25 de julho - Ah, eu não contei para vocês... Ontem, no final do dia, pedi para adicionar mais dois dias de trabalho, o primeiro hoje. (...) Ao me posicionar na sala de bagagem, funciono como um elétron livre e tenho a chance de cuidar de algumas pessoas da Tailândia, de uma jornalista da Associated Press e suas bagagens enormes cuja eu acelerei a entrega, uma amigável jogadora sul-africana de Rugby a 7 e 3 membros da equipe Honduras Wrestling, todos os quais deixo aos cuidados dos responsáveis do transporte para encontrar uma maneira de chegarem ao seu destino. (...) Três aviões de Istambul, Dublin e Frankfurt finalmente chegaram quase juntos, carregados com muitas delegações, algumas ainda não guiadas, entre as quais vi as do Uzbequistão, Cazaquistão, Armênia, Porto Rico, Curdistão e Azerbaijão que meus colegas da sala de bagagem estavam cuidando. De minha parte, ajudo o ajudante do Ministro do Esporte do Tajiquistão a ir ao escritório de credenciamento, uma delegação do Irã que não tem as suas, a equipe de levantamento de peso do Bahrein com suas muitas malas e a assistente alemão do presidente da Federação Internacional de Pentatlo Moderno. (...) Antes de ir para casa, quando devolvo meu crachá vermelho, peço para substituir todos os meus horários das 7h pelos das 5h, onde você tem mais chances, mas nenhuma certeza de fazer parte da equipe desde o início do dia com uma função definida, um meio de comunicação e as listas de previsões de chegada, o que é praticamente impossível para quem chega duas horas depois. Veremos o resultado deste pedido. Próximo episódio no 29 de julho".
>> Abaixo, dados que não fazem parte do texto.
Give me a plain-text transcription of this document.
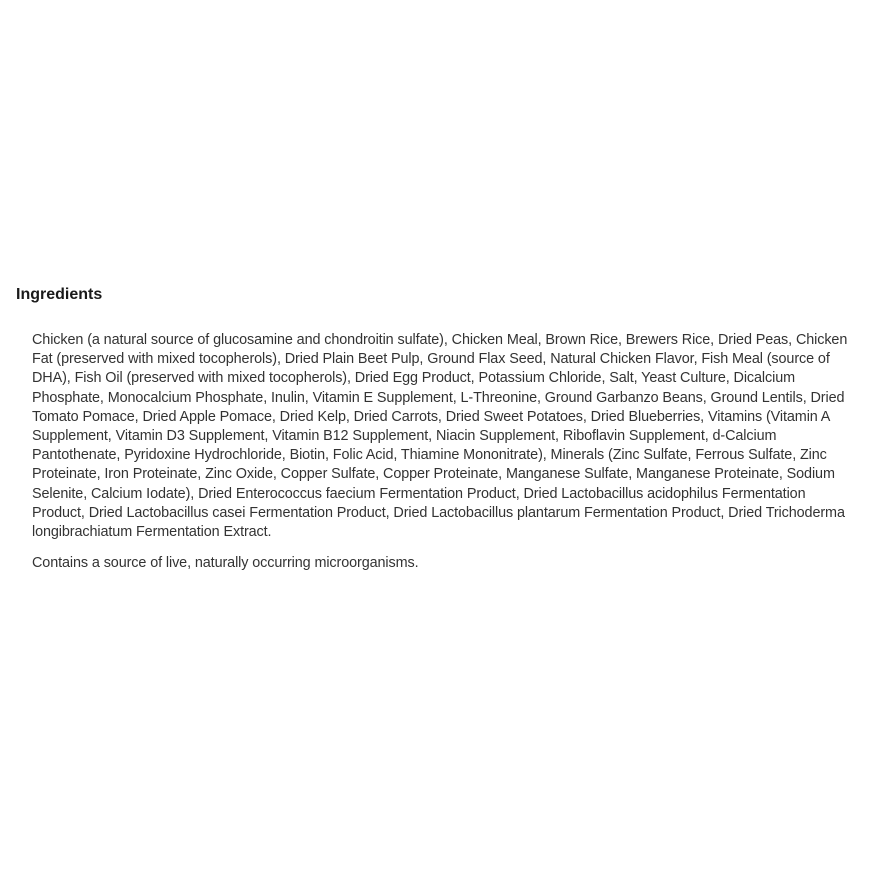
Ingredients

Chicken (a natural source of glucosamine and chondroitin sulfate), Chicken Meal, Brown Rice, Brewers Rice, Dried Peas, Chicken Fat (preserved with mixed tocopherols), Dried Plain Beet Pulp, Ground Flax Seed, Natural Chicken Flavor, Fish Meal (source of DHA), Fish Oil (preserved with mixed tocopherols), Dried Egg Product, Potassium Chloride, Salt, Yeast Culture, Dicalcium Phosphate, Monocalcium Phosphate, Inulin, Vitamin E Supplement, L-Threonine, Ground Garbanzo Beans, Ground Lentils, Dried Tomato Pomace, Dried Apple Pomace, Dried Kelp, Dried Carrots, Dried Sweet Potatoes, Dried Blueberries, Vitamins (Vitamin A Supplement, Vitamin D3 Supplement, Vitamin B12 Supplement, Niacin Supplement, Riboflavin Supplement, d-Calcium Pantothenate, Pyridoxine Hydrochloride, Biotin, Folic Acid, Thiamine Mononitrate), Minerals (Zinc Sulfate, Ferrous Sulfate, Zinc Proteinate, Iron Proteinate, Zinc Oxide, Copper Sulfate, Copper Proteinate, Manganese Sulfate, Manganese Proteinate, Sodium Selenite, Calcium Iodate), Dried Enterococcus faecium Fermentation Product, Dried Lactobacillus acidophilus Fermentation Product, Dried Lactobacillus casei Fermentation Product, Dried Lactobacillus plantarum Fermentation Product, Dried Trichoderma longibrachiatum Fermentation Extract.

Contains a source of live, naturally occurring microorganisms.
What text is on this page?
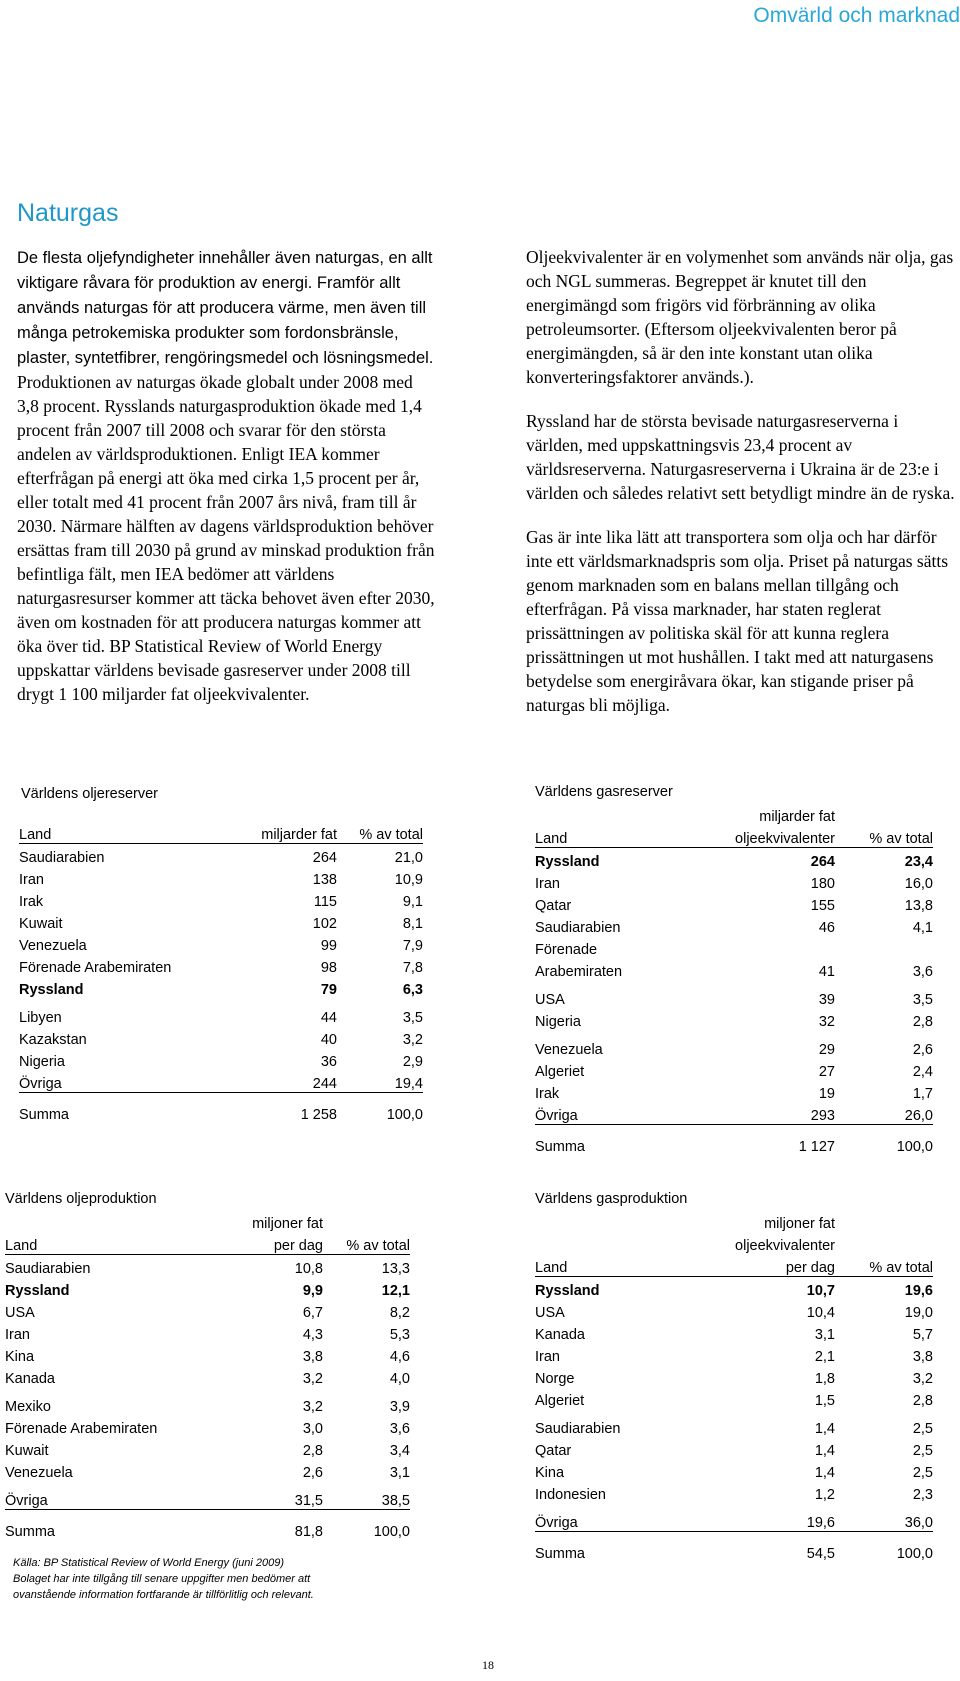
Omvärld och marknad
Naturgas

De flesta oljefyndigheter innehåller även naturgas, en allt viktigare råvara för produktion av energi. Framför allt används naturgas för att producera värme, men även till många petrokemiska produkter som fordonsbränsle, plaster, syntetfibrer, rengöringsmedel och lösningsmedel. Produktionen av naturgas ökade globalt under 2008 med 3,8 procent. Rysslands naturgasproduktion ökade med 1,4 procent från 2007 till 2008 och svarar för den största andelen av världsproduktionen. Enligt IEA kommer efterfrågan på energi att öka med cirka 1,5 procent per år, eller totalt med 41 procent från 2007 års nivå, fram till år 2030. Närmare hälften av dagens världsproduktion behöver ersättas fram till 2030 på grund av minskad produktion från befintliga fält, men IEA bedömer att världens naturgasresurser kommer att täcka behovet även efter 2030, även om kostnaden för att producera naturgas kommer att öka över tid. BP Statistical Review of World Energy uppskattar världens bevisade gasreserver under 2008 till drygt 1 100 miljarder fat oljeekvivalenter.

Oljeekvivalenter är en volymenhet som används när olja, gas och NGL summeras. Begreppet är knutet till den energimängd som frigörs vid förbränning av olika petroleumsorter. (Eftersom oljeekvivalenten beror på energimängden, så är den inte konstant utan olika konverteringsfaktorer används.).

Ryssland har de största bevisade naturgasreserverna i världen, med uppskattningsvis 23,4 procent av världsreserverna. Naturgasreserverna i Ukraina är de 23:e i världen och således relativt sett betydligt mindre än de ryska.

Gas är inte lika lätt att transportera som olja och har därför inte ett världsmarknadspris som olja. Priset på naturgas sätts genom marknaden som en balans mellan tillgång och efterfrågan. På vissa marknader, har staten reglerat prissättningen av politiska skäl för att kunna reglera prissättningen ut mot hushållen. I takt med att naturgasens betydelse som energiråvara ökar, kan stigande priser på naturgas bli möjliga.

Världens oljereserver
Land	miljarder fat	% av total
Saudiarabien	264	21,0
Iran	138	10,9
Irak	115	9,1
Kuwait	102	8,1
Venezuela	99	7,9
Förenade Arabemiraten	98	7,8
Ryssland	79	6,3
Libyen	44	3,5
Kazakstan	40	3,2
Nigeria	36	2,9
Övriga	244	19,4
Summa	1 258	100,0
Världens gasreserver
	miljarder fat	
Land	oljeekvivalenter	% av total
Ryssland	264	23,4
Iran	180	16,0
Qatar	155	13,8
Saudiarabien	46	4,1
Förenade		
Arabemiraten	41	3,6
USA	39	3,5
Nigeria	32	2,8
Venezuela	29	2,6
Algeriet	27	2,4
Irak	19	1,7
Övriga	293	26,0
Summa	1 127	100,0
Världens oljeproduktion
	miljoner fat	
Land	per dag	% av total
Saudiarabien	10,8	13,3
Ryssland	9,9	12,1
USA	6,7	8,2
Iran	4,3	5,3
Kina	3,8	4,6
Kanada	3,2	4,0
Mexiko	3,2	3,9
Förenade Arabemiraten	3,0	3,6
Kuwait	2,8	3,4
Venezuela	2,6	3,1
Övriga	31,5	38,5
Summa	81,8	100,0
Världens gasproduktion
	miljoner fat	
	oljeekvivalenter	
Land	per dag	% av total
Ryssland	10,7	19,6
USA	10,4	19,0
Kanada	3,1	5,7
Iran	2,1	3,8
Norge	1,8	3,2
Algeriet	1,5	2,8
Saudiarabien	1,4	2,5
Qatar	1,4	2,5
Kina	1,4	2,5
Indonesien	1,2	2,3
Övriga	19,6	36,0
Summa	54,5	100,0
Källa: BP Statistical Review of World Energy (juni 2009)
Bolaget har inte tillgång till senare uppgifter men bedömer att
ovanstående information fortfarande är tillförlitlig och relevant.
18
Essas são, portanto, as ricas participações de um quase brasileiro e muito bauruense, o querido Eric Schmitt, este intrépido e sempre ativo francês, felizmente radicado aqui na Terra do Sanduíche e a nos propiciar - suas fotos são sempre sensacionais - um algo mais. Ele, como se vê, não espera as coisas, vai atrás e delas participa, ao seu modo e jeito. Vibro muito com seus relatos e assim concluo algo prometido a ele lá atrás, quando de nosso último encontro, o de querer muito escrever e descrever essa sua mais nova vivência de vida.